いじめ問題は解決し、加えて結城達を脅す道具も手に入り万々歳。
「ひっ!」
「逃げろ!」
「同じクラスなのにどこに逃げるんだろうな」
「あはは…」
俺たちを見て逃げ出す取り巻きだったモブ共。その様子を眺める生活は、とてもとても愉快であった。
自席でそれを楽しんでいると、隣で萌香は苦笑いをした。
「結城様、今日も欠席らしいよ」
「あんなことされたら、来れねェわな」
「まぁ、そうだね」
パイセンの言葉を思い出した。
『プライドが、高い』
(でもアイツ、そんな感じに見えなかったんだよなぁ)
記憶にあるのは、覚悟を決めた男の顔だ。大層イケメンだったそれは、プライドのみで生きているようでは無かった。

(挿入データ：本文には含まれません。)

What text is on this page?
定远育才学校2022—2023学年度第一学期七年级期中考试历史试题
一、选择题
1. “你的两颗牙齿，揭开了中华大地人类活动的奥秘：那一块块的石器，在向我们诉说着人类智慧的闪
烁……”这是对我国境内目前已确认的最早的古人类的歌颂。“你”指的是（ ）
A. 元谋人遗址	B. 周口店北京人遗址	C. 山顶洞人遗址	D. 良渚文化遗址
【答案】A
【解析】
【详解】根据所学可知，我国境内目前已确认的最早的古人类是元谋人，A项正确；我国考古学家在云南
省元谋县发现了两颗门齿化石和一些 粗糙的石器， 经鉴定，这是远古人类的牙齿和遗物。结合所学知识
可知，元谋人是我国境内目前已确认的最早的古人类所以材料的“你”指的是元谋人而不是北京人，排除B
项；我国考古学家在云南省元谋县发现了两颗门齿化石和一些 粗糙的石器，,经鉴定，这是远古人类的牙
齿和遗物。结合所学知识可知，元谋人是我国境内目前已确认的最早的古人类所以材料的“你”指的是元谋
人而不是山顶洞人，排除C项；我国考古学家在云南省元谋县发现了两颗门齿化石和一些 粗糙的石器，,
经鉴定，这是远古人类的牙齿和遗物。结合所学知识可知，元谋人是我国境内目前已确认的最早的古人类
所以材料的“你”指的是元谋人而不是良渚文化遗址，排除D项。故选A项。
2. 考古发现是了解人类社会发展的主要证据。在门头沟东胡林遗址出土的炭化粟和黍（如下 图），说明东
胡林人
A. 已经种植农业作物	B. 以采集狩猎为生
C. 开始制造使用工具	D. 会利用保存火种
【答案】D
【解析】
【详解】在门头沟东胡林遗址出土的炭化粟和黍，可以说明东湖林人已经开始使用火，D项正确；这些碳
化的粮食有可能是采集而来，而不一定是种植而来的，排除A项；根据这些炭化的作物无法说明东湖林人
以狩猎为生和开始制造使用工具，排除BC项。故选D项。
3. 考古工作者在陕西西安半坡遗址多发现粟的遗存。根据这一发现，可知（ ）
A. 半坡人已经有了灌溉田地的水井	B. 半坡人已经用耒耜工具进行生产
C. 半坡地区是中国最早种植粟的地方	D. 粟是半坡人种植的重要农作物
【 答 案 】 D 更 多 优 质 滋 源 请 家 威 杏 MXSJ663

(つか俺、攻略キャラ一人潰しちゃったな…。ま、パイセンいるしいいよな)
今更ながら気づき、遅すぎる焦りを感じていると、突然教室が静まり返った。
担任が来た時も同じようになるが、まだホームルームが始まる時間ではない。
周囲を見渡すと、教室の奴らは扉の方を見つめていた。そこには件の”結城怜空”が立っていた。タイミングが良すぎる。
「私たちに用かな…」
「あぁ」
何かを探すように教室を見渡していた結城は、俺を見つけて目を止めた。やはり目的は俺らしい。
若干緊張しながら、男が目の前に来るまで待った。クラスの生徒達は結城に道を開け、何が始まるのかと固唾を飲んで見守っている。
「…なんの用だ」
萌香を庇うように立ち、結城を睨む。しかし相手が怯むことはない。
男は昨日と同じく、何かを決意したような顔をしていた。
「…俺様に」
「……あ?」
「喧嘩を教えて欲しい」
小さな声だった。だから聞き間違いをしたのだろうか。
「なんて?」
「だから!俺様をっ!」
今度はデカい声だった。恐らく教室中の人間がキッチリ聞き取れるくらいの。
「弟子にしてくれ!!!」
しっかり聞き取れてしまったそれは、
恐らく乙女ゲームで聞くはずのない台詞だった。